Le clergyman, sans autre cérémonie, demanda le prix de l’œuf de cristal. M. Cave jeta, un coup d’œil inquiet du côté de l’arrière boutique et répondit : cinq guinées. Le clergyman, s’adressant à son compagnon aussi bien qu’à M. Cave, protesta que le prix était trop élevé, et il essaya de marchander. — C’était en vérité beaucoup plus que M. Cave ne se proposait d’en demander quand d’abord il l’avait mis en montre. — M. Cave s’avança jusqu’à la porte de la boutique et l’ouvrit :

— Cinq guinées, c’est mon dernier prix, dit-il, comme pour s’épargner l’ennui d’une discussion inutile.

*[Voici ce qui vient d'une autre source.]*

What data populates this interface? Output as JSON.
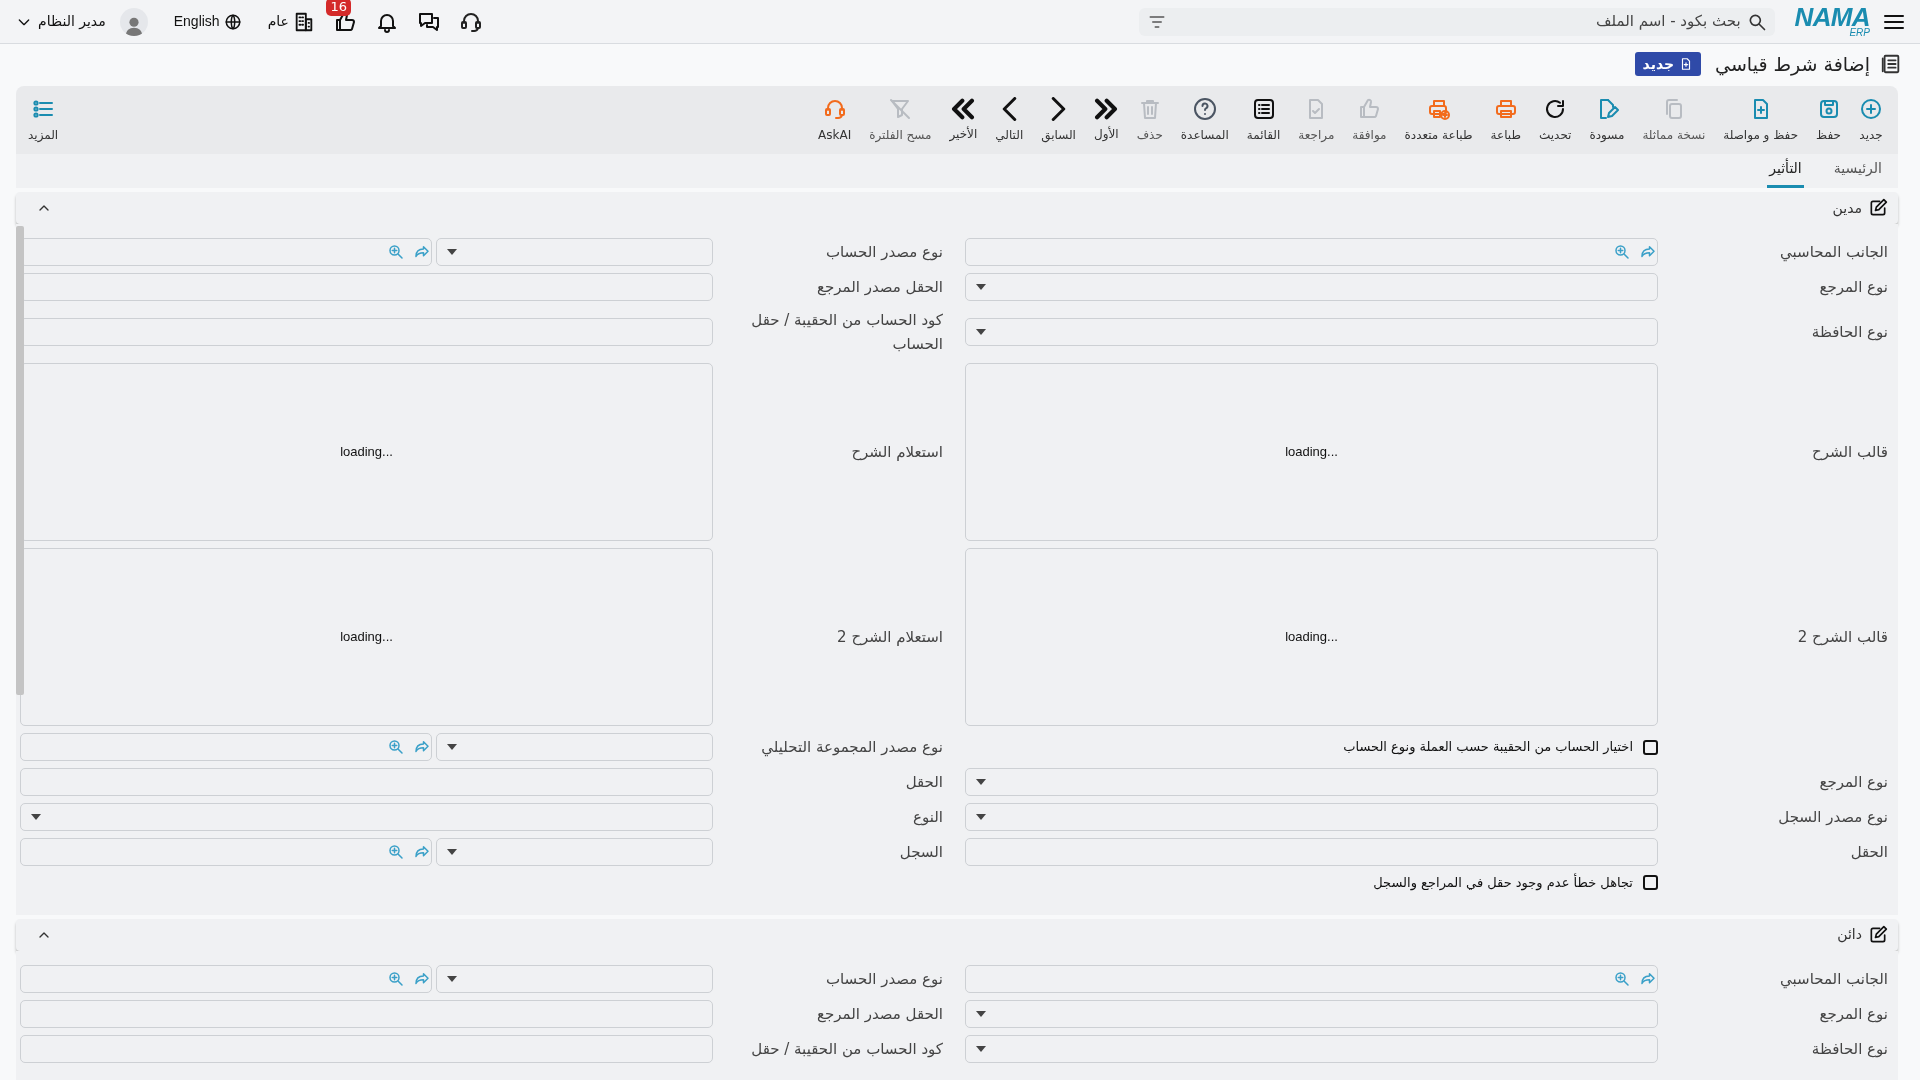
{
  "topbar": {
    "logo": "NAMA",
    "logo_sub": "ERP",
    "search": {
      "placeholder": "بحث بكود - اسم الملف"
    },
    "notifications_badge": "16",
    "company": "عام",
    "language": "English",
    "user": "مدير النظام"
  },
  "page": {
    "title": "إضافة شرط قياسي",
    "status_badge": "جديد"
  },
  "toolbar": [
    {
      "label": "جديد",
      "disabled": false,
      "color": "#1a8cb0"
    },
    {
      "label": "حفظ",
      "disabled": false,
      "color": "#1a8cb0"
    },
    {
      "label": "حفظ و مواصلة",
      "disabled": false,
      "color": "#1a8cb0"
    },
    {
      "label": "نسخة مماثلة",
      "disabled": true
    },
    {
      "label": "مسودة",
      "disabled": false,
      "color": "#1a8cb0"
    },
    {
      "label": "تحديث",
      "disabled": false,
      "color": "#111111"
    },
    {
      "label": "طباعة",
      "disabled": false,
      "color": "#f26b1d"
    },
    {
      "label": "طباعة متعددة",
      "disabled": false,
      "color": "#f26b1d"
    },
    {
      "label": "موافقة",
      "disabled": true
    },
    {
      "label": "مراجعة",
      "disabled": true
    },
    {
      "label": "القائمة",
      "disabled": false,
      "color": "#111111"
    },
    {
      "label": "المساعدة",
      "disabled": false,
      "color": "#4b5563"
    },
    {
      "label": "حذف",
      "disabled": true
    },
    {
      "label": "الأول",
      "disabled": false,
      "color": "#111111"
    },
    {
      "label": "السابق",
      "disabled": false,
      "color": "#111111"
    },
    {
      "label": "التالي",
      "disabled": false,
      "color": "#111111"
    },
    {
      "label": "الأخير",
      "disabled": false,
      "color": "#111111"
    },
    {
      "label": "مسح الفلترة",
      "disabled": true
    },
    {
      "label": "AskAI",
      "disabled": false,
      "color": "#f26b1d"
    }
  ],
  "more_button": "المزيد",
  "tabs": [
    {
      "label": "الرئيسية",
      "selected": false
    },
    {
      "label": "التأثير",
      "selected": true
    }
  ],
  "sections": [
    {
      "title": "مدين",
      "expanded": true,
      "rows": [
        {
          "right": {
            "kind": "lookup",
            "label": "الجانب المحاسبي"
          },
          "left": {
            "kind": "select_lookup",
            "label": "نوع مصدر الحساب"
          }
        },
        {
          "right": {
            "kind": "select",
            "label": "نوع المرجع"
          },
          "left": {
            "kind": "text",
            "label": "الحقل مصدر المرجع"
          }
        },
        {
          "right": {
            "kind": "select",
            "label": "نوع الحافظة"
          },
          "left": {
            "kind": "text",
            "label": "كود الحساب من الحقيبة / حقل الحساب"
          }
        },
        {
          "right": {
            "kind": "editor",
            "label": "قالب الشرح",
            "content": "loading..."
          },
          "left": {
            "kind": "editor",
            "label": "استعلام الشرح",
            "content": "loading..."
          }
        },
        {
          "right": {
            "kind": "editor",
            "label": "قالب الشرح 2",
            "content": "loading..."
          },
          "left": {
            "kind": "editor",
            "label": "استعلام الشرح 2",
            "content": "loading..."
          }
        },
        {
          "right": {
            "kind": "checkbox",
            "label": "اختيار الحساب من الحقيبة حسب العملة ونوع الحساب",
            "checked": false
          },
          "left": {
            "kind": "select_lookup",
            "label": "نوع مصدر المجموعة التحليلي"
          }
        },
        {
          "right": {
            "kind": "select",
            "label": "نوع المرجع"
          },
          "left": {
            "kind": "text",
            "label": "الحقل"
          }
        },
        {
          "right": {
            "kind": "select",
            "label": "نوع مصدر السجل"
          },
          "left": {
            "kind": "select",
            "label": "النوع"
          }
        },
        {
          "right": {
            "kind": "text",
            "label": "الحقل"
          },
          "left": {
            "kind": "select_lookup",
            "label": "السجل"
          }
        },
        {
          "right": {
            "kind": "checkbox",
            "label": "تجاهل خطأ عدم وجود حقل في المراجع والسجل",
            "checked": false
          }
        }
      ]
    },
    {
      "title": "دائن",
      "expanded": true,
      "rows": [
        {
          "right": {
            "kind": "lookup",
            "label": "الجانب المحاسبي"
          },
          "left": {
            "kind": "select_lookup",
            "label": "نوع مصدر الحساب"
          }
        },
        {
          "right": {
            "kind": "select",
            "label": "نوع المرجع"
          },
          "left": {
            "kind": "text",
            "label": "الحقل مصدر المرجع"
          }
        },
        {
          "right": {
            "kind": "select",
            "label": "نوع الحافظة"
          },
          "left": {
            "kind": "text",
            "label": "كود الحساب من الحقيبة / حقل"
          }
        }
      ]
    }
  ]
}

À ce moment, le haut d’une figure de femme parut au-dessus du rideau qui cachait la partie inférieure du panneau vitré de la porte de l’arrière-boutique, et de petits yeux regardèrent curieusement les deux clients.

— Cinq guinées, c’est mon dernier prix, répéta M. Cave avec un tremblement dans la voix.

Le jeune homme au teint sombre était jusqu’ici resté simple spectateur, son regard perçant examinant M. Cave. Tout à coup, il parla.

— Donnez-lui cinq guinées.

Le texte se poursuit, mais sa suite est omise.